Now, most of us probably start our mornings off in a similar way – a nice cup of coffee, maybe some cream, and a bowl of cereal. For a lot of us, our milk intake stops there and we just don’t drink any more milk for the rest of the day. Hate to break it to you, Rockheads, but that cup of milk you take in with your Frosted Flakes just ain’t enough for your body. On average, people should try to get in at least 1,000 milligrams of calcium a day. A single eight-ounce glass of milk only contains about 300 milligrams of calcium. Surprised? So are a lot of Americans. More than 50% of men and nearly 80% of women over the age of twenty in this country aren’t getting enough calcium.

But why exactly is calcium important? Well, for one, it builds strong bones and teeth. If you don’t think that’s important, just wait until you hit your mid-fifties and have osteoporosis bangin’ down your door. Shockingly, over 55% of Americans over the age of 50 are afflicted with osteoporosis – making it the most frequently occurring bone disease in the United States. You may not know this, but your bones are constantly being broken down and rebuilt. When you get older, your bones break down more quickly and repair themselves much more slowly. Calcium helps boost rebuilding and keeps your bones strong. This is especially important for postmenopausal women.

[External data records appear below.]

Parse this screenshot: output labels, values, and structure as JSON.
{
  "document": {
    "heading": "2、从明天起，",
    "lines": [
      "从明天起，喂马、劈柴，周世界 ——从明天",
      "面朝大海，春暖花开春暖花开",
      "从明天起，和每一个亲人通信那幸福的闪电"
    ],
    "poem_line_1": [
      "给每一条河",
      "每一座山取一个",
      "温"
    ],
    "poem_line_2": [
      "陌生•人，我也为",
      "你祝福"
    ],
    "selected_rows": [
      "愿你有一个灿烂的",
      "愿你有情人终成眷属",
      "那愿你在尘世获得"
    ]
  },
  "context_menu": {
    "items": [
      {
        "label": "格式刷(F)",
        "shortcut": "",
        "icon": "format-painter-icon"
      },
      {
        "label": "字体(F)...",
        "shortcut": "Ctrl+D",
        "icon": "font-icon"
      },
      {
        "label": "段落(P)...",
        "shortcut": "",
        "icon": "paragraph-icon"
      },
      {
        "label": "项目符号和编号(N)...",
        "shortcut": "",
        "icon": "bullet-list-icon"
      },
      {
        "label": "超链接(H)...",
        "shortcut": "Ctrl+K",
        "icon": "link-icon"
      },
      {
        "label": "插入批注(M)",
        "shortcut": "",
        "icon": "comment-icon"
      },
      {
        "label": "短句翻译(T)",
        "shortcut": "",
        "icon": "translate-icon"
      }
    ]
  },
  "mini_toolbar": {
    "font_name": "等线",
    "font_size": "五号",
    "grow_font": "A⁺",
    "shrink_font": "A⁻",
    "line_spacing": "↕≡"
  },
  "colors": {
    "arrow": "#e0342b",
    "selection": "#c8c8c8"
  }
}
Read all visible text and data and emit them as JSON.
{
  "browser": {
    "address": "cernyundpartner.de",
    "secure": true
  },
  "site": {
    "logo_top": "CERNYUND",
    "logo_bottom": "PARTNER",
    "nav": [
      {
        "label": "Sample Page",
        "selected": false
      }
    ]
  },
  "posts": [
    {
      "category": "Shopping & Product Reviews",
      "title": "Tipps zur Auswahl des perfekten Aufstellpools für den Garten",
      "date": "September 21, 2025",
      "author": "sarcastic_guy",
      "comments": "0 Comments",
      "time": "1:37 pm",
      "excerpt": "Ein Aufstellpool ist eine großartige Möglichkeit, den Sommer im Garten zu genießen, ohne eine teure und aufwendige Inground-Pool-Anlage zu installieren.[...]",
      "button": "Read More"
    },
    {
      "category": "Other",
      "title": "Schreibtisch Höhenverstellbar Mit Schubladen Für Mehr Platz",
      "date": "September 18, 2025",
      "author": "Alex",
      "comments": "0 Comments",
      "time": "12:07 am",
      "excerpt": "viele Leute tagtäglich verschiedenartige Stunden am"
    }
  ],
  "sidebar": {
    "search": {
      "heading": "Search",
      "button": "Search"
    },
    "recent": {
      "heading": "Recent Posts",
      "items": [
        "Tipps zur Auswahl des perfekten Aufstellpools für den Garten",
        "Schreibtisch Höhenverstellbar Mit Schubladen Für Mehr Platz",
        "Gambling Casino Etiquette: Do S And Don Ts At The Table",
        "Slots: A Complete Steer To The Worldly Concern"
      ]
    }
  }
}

But bone health isn’t the only thing that good ol’ calcium helps out with. Calcium improves other bodily functions like muscle contraction, blood vessel contraction and expansion, hormone secretion, enzyme secretion, and nervous system function.

So other than that measly milk you drink with your cereal, how else can your body take in more calcium? The three foods that most people associate with calcium are milk, yogurt, and cheese. While these foods are certainly calcium rich, you may be surprised to know that there are foods out there that are even more jam-packed with calcium goodness. The top ten calcium rich foods are: dried herbs, cheese (parmesan has the highest calcium content), sesame seeds, tofu, almonds, flax seeds, yogurt (and other dairy products), green leafy vegetables (like turnip, mustard, and kale), brazil nuts, and herring. Bet you didn’t see that herring one coming, did ya? Calcium rich foods like almonds and kale mean that people with lactose allergies or other dietary restrictions (like veganism) don’t have to miss out on all of the great benefits that your body gets from calcium.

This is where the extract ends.